Mitch Daniels, the retired former president of Purdue University and a former Republican governor of Indiana, called it “higher ed’s Bud Light moment” — referring to the beermaker’s divisive ad campaign featuring a transgender influencer — “when people who hang out with only people who adhere to what has become prevailing and dominant ideologies on campuses and suddenly discover there’s a world of people out there who disagrees.”
Republicans, of course, have been the loudest voices defending Stefanik. Daniels, who has also testified before hostile lawmakers on behalf of his university, said it was easy to understand why the administrators Stefanik questioned retained the white-shoe law firm WilmerHale to prepare.
“Were they unprepared?” Daniels said in an interview. “Yes, they were unprepared by a lifetime of being cloistered in an ideological bubble and groupthink.”
Speaking at an event Monday, Virginia Gov. Glenn Youngkin, a graduate of Harvard Business School, told Bloomberg the contentious exchange on Capitol Hill marked a “cultural moment.” He added: “There is a tipping point, and we have to be clear on where that tipping point is. And extermination speech is clearly on the wrong side of that tipping point.”
But it is the movement against the university presidents from a chorus of Democrats that suggests a possible realignment of a traditional political alliance, one that could see bipartisan pushback against the elitism of the ivory tower.
“The president believes strongly that this is a moment to put your foot down and to ensure we have moral clarity,” White House spokesperson Andrew Bates said during a gaggle on Monday, as President Joe Biden headed to Pennsylvania for an unrelated event.
Josh Shapiro, the high-profile Jewish Democratic governor of Pennsylvania, called for Magill’s ouster.
Rep. Jake Auchincloss, a Massachusetts Democrat and an alum of both Harvard and MIT, said it’s “too soon to tell” whether the bipartisan backlash would become an issue in next year’s election.

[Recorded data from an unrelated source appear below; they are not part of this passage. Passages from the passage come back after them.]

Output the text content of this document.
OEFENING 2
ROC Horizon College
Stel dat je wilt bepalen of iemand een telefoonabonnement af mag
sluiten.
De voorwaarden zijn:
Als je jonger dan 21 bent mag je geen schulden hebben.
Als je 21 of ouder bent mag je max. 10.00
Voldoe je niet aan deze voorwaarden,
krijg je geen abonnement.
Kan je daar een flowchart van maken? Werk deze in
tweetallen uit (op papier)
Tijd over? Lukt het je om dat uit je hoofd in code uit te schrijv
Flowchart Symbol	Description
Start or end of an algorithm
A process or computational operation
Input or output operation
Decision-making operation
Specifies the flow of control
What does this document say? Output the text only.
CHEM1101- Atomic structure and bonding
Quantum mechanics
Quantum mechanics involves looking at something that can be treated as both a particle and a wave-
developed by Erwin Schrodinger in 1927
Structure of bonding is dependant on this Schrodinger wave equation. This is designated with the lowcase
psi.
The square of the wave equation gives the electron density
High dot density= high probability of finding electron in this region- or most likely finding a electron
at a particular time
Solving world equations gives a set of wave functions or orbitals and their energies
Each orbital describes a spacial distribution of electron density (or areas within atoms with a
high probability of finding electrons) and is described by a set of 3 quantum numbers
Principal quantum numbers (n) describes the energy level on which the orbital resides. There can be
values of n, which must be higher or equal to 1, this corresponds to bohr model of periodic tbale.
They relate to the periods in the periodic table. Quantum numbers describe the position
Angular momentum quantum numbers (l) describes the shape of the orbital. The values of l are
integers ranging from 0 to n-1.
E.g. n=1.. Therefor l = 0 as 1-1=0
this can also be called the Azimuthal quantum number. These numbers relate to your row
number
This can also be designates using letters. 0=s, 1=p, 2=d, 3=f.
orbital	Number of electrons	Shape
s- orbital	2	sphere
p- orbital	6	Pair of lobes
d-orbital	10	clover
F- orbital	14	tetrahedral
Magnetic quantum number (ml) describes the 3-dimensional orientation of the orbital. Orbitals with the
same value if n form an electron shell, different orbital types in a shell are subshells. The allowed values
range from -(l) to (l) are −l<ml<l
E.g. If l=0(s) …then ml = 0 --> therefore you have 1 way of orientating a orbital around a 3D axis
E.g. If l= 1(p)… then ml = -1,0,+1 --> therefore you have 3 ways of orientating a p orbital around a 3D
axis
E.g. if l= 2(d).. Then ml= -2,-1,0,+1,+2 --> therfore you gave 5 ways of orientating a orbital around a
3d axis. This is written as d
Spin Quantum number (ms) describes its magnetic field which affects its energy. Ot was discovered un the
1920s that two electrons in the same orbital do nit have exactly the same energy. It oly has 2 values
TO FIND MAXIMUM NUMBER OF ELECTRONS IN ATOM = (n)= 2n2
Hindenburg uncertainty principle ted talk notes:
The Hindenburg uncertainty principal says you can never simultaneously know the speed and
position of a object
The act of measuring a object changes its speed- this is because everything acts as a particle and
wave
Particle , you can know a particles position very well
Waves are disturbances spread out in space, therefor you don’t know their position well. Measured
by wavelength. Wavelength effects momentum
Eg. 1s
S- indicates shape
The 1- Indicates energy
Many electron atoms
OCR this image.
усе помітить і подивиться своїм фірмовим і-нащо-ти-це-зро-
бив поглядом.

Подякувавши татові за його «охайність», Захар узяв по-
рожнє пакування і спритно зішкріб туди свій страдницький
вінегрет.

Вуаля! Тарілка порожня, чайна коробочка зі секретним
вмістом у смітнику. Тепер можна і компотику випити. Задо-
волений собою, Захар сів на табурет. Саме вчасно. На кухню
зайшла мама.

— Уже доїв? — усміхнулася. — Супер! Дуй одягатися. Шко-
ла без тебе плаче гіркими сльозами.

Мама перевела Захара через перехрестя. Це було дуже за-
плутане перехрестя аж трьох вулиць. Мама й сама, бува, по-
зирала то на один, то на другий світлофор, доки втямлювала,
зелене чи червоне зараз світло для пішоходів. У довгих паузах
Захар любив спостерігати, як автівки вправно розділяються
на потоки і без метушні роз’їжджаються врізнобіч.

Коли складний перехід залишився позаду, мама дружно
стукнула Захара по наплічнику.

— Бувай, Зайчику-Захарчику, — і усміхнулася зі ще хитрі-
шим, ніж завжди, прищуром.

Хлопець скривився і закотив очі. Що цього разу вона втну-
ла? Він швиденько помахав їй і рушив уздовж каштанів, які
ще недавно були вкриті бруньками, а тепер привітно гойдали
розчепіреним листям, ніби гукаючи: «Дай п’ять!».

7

He attributed the larger cultural conflict to a “tension between individualism and identitarianism.”
“It’s fundamentally about hypocrisy,” said Auchincloss, whose great-grandparents fled the pogroms, emigrating to the U.S. around World War I. “And, at least for me, what I reacted to viscerally from the testimony was particularly Harvard, which has an abysmal track record on championing and incubating free and open speech — now, [they’re] into the First Amendment, when it’s about antisemitism? That was more striking to me.”
On the presidential campaign trail, the issue was finding new life.
“Finally, the veil has been lifted on the ugly underbelly of what’s going on in our culture, including in our universities and our educational institutions,” Vivek Ramaswamy, the biotech entrepreneur who authored “Woke, Inc.,” the 2021 book that railed against social justice, told POLITICO.
Prior to last week’s hearing, many candidates, including Ramaswamy, had largely relegated talk of wokeness to the back burner after finding it did not resonate with primary voters.
But that has changed for now, and Ramaswamy welcomed the new discourse. He called on universities to rewrite their speech codes to include antisemitism and said university presidents should be fired not just for their testimony, but for failing to “actually embrace free speech and open expression, embrace the true purpose of seeking knowledge as opposed to indoctrination.”
At least for now, Stefanik’s criticism has wrenched open whole lines of attack in the campaign.
“I’m gratified that I think people have opened their minds on both sides to the arguments that I was making back then,” Ramaswamy said.